From: Functional synapses between neurons and small cell lung cancer
a) Example of a patched DsRed-expressing SCLC cell (COR-L88) under whole-cell configuration in cortical neuron-SCLC co-cultures. b) Whole-cell, voltage-clamp traces of sPSCs in SCLC cells (COR-L88) in the presence or absence of neurons. c) Quantification of sPSC frequency in co-culture in the presence or absence of the indicated blockers (TTX, CNQX, D-AP5, Riluzole and Bicuculline) (n = 7-30 cells per condition).
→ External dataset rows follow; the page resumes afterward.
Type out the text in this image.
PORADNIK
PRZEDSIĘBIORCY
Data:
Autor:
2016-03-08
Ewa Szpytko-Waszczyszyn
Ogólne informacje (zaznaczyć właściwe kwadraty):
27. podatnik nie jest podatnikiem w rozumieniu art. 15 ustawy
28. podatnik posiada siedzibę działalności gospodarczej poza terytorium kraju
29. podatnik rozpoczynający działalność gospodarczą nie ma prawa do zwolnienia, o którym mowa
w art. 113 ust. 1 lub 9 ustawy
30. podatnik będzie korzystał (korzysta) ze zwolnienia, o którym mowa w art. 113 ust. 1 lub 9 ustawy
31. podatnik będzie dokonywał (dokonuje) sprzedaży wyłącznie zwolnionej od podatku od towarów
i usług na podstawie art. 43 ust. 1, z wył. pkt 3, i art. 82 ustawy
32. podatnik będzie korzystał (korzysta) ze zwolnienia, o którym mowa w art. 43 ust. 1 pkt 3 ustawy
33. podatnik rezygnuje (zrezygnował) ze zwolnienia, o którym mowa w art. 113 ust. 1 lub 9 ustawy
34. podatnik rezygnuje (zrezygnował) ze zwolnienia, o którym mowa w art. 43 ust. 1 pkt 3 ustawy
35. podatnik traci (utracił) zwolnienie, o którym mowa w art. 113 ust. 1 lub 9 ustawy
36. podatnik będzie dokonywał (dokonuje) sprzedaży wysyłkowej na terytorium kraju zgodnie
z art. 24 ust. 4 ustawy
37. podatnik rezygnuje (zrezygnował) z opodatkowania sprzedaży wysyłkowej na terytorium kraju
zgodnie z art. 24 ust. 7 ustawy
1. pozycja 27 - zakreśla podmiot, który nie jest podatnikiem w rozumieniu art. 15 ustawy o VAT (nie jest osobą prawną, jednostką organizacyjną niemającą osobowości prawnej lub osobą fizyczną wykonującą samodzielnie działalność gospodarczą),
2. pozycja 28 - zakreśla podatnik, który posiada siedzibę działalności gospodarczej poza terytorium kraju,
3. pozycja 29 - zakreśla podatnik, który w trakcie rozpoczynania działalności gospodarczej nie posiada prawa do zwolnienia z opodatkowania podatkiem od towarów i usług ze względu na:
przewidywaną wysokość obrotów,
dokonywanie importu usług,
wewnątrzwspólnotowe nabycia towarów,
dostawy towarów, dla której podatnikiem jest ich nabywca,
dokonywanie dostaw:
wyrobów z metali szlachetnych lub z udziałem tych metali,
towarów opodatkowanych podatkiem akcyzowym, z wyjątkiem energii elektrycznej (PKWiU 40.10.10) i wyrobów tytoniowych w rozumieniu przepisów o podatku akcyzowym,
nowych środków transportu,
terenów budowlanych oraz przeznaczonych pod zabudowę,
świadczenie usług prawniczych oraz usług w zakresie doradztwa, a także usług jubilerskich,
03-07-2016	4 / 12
All conditions are compared to untreated co-cultures. q values: two-sided Mann-Whitney with FDR correction d-g) Whole-cell voltage-clamp traces of H524 cells d) Traces recorded at three different voltages (−70 mV, 0 mV, and +40 mV) in mono-culture. e) Traces recorded at +40 mV in co-culture with cortical neurons. The synaptic events (red stars and numbers) can be completely abolished by the application of the NMDA receptor blocker D-AP5 and display a long decay time lasting several hundred milliseconds. f) Traces recorded at −70 mV and 0 mV in co-culture with cortical neurons. Note the occurrence of synaptic events at 0 mV, indicating a GABA-A-mediated chloride inward current. g) Traces recorded at +40 mV in co-culture with Channelrhodopsin 2-eYFP expressing (ChR2-eYFP, green) cortical neurons after a short blue light pulse (5 ms). Note the partial decrease in event amplitude during NMDA receptor blockade with D-AP5 (orange), followed by complete abolishment after additional GABA-A receptor blockade with Gbz (lower trace). h) Whole-cell, voltage-clamp recording in an acute hippocampal slice of grafted DsRed-expressing murine SCLC cells. i) Quantification of sPSCs in grafted cancer cells in acute slices in the absence or presence of the indicated blockers (TTX, CNQX, D-AP5 and Bicuculline). All conditions are compared to untreated slices. q values: two-sided Mann-Whitney with FDR correction, n = 8-17 cells per condition.